Roya betont, dass ihr Engagement nicht allein aus ihrer eigenen Position als Migrantin heraus entsteht, sie versteht es als Arbeit für die Gesellschaft insgesamt. Besonders schätzt sie an den gebürtig deutschen Omas, dass sie sich nicht darauf zurückziehen, das Thema betreffe sie nicht direkt. Statt die Beine hochzulegen oder sich dem Stricken zu widmen, entscheiden sie sich, auf die Straße zu gehen. Für Roya zeigt sich darin ein Denken, das über die eigene Familie hinausreicht, über den Tellerrand der eigenen Generation hin zu den nächsten. Sie beschreibt die Frauen als bemerkenswert frei von Vorurteilen und offen im Umgang miteinander.
An Infoständen der OMAS GEGEN RECHTS erlebt Roya selbst wiederholt Anfeindungen. Sie wird aufgrund ihrer Haut- und Haarfarbe beschimpft, ihr wird unterstellt, von Sozialleistungen zu leben, obwohl ihre gesamte Arbeit hier ehrenamtlich ist, jede Stunde am Infostand, jedes verteilte Flugblatt, jedes Gespräch mit Passantinnen und Passanten. Manche lassen sich überzeugen, andere reagieren mit offener Ablehnung. Roya lässt sich davon nicht beirren, sie sieht darin weniger einen persönlichen Angriff als die Enge derjenigen, die sich nicht öffnen können. Ihre Haltung dahinter: Es gibt eine Erde und einen Himmel für alle, unabhängig davon, wo jemand geboren wurde.
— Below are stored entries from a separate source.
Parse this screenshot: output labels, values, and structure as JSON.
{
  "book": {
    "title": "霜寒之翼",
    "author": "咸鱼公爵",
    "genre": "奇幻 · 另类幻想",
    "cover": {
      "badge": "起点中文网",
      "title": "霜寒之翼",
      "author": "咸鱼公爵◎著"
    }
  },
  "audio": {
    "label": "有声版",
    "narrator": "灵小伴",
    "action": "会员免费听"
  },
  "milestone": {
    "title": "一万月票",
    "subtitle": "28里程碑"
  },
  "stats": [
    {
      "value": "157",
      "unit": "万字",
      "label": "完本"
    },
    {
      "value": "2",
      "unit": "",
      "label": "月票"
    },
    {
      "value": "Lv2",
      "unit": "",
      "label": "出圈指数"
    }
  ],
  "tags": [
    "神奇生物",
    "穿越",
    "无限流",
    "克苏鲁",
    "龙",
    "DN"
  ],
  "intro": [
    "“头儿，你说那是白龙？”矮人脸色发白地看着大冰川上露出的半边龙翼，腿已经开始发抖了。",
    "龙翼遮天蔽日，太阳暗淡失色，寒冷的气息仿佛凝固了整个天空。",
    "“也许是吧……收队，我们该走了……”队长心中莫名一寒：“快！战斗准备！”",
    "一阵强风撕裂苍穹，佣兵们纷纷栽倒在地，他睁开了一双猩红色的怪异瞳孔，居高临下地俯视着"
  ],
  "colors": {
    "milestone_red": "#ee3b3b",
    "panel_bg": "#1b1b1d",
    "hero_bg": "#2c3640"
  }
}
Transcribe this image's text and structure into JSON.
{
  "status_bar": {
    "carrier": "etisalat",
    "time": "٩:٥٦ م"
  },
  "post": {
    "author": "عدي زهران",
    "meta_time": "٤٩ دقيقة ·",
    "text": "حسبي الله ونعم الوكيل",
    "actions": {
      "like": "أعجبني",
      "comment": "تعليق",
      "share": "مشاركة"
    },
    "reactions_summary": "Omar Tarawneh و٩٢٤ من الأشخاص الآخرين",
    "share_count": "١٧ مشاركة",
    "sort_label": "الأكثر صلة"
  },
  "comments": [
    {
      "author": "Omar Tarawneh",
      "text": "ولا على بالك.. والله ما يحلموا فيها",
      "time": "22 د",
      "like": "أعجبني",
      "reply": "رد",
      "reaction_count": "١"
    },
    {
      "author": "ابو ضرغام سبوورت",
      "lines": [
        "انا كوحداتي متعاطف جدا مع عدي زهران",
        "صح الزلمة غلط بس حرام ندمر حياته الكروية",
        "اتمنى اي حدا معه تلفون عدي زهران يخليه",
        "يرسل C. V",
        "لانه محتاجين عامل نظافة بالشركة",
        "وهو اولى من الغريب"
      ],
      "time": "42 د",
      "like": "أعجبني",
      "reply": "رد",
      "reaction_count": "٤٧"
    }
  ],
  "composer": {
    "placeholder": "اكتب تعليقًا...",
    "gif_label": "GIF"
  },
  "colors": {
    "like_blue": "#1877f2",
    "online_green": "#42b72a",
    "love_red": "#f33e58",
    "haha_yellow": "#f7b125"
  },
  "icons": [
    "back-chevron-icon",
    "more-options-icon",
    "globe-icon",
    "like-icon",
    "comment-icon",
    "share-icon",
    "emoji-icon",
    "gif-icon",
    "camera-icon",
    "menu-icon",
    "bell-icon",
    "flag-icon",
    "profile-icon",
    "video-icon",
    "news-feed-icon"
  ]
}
Aus ihrer eigenen Geschichte zieht sie eine klare Verbindung zur Gegenwart. Sie selbst konnte vor vierzig Jahren nach Deutschland kommen, Sprache lernen, studieren, Fuß fassen. Menschen, die heute ankommen, stoßen aus ihrer Sicht viel häufiger auf verschlossene Türen, trotz mitgebrachter Traumata. Wo Menschen keine Chance und keine Wertschätzung erfahren, entsteht aus ihrer Sicht der Nährboden für Radikalisierung, gleich ob bei jungen Männern aus patriarchal geprägten Gesellschaften oder bei jungen Menschen, die sich rechtem Gedankengut zuwenden. Genau darin sieht Roya die Verbindung zwischen islamistischen und rechtsextremen Weltbildern: Beide wollen die Frau zurück ins Haus, beide sprechen jungen Menschen ab, dass sie in der bestehenden Gesellschaft Anerkennung finden können. Deshalb ist Feminismus für sie kein Nebenschauplatz, sondern ein Kernstück ihrer politischen Arbeit gegen rechts und Fundamentalismus.
Aktuell ist Roya an vier von sieben Tagen der Woche politisch aktiv, neben ihrer Berufstätigkeit an vier Tagen. Manchmal fragt sie sich selbst, wie lange sie dieses Tempo noch durchhalten kann, und doch hat sie in ihrem Leben nie aufgegeben, seit siebenundvierzig Jahren nicht. Was sie dabei trägt, ist der Zusammenhalt unter den Frauen, der ihr immer wieder als wohltuend erscheint, ob bei großen Aktionen oder bei kleinen wie einem Vorlesenachmittag für Demokratie in einer Kita oder in der Fußgängerzone am Infotisch.
Aufgeben ist für Roya keine Option, denn Aufgeben bedeutet für sie, dass am Ende die Rechten und die Diktatoren gewinnen. Sie will weiterhin kämpfen, solange sie lebt und solange ihre Kraft reicht, in der Hoffnung, dass all die investierte Zeit und Energie eines Tages Früchte trägt, für die nächsten Generationen, die sie mit den anderen Omas im Blick hat.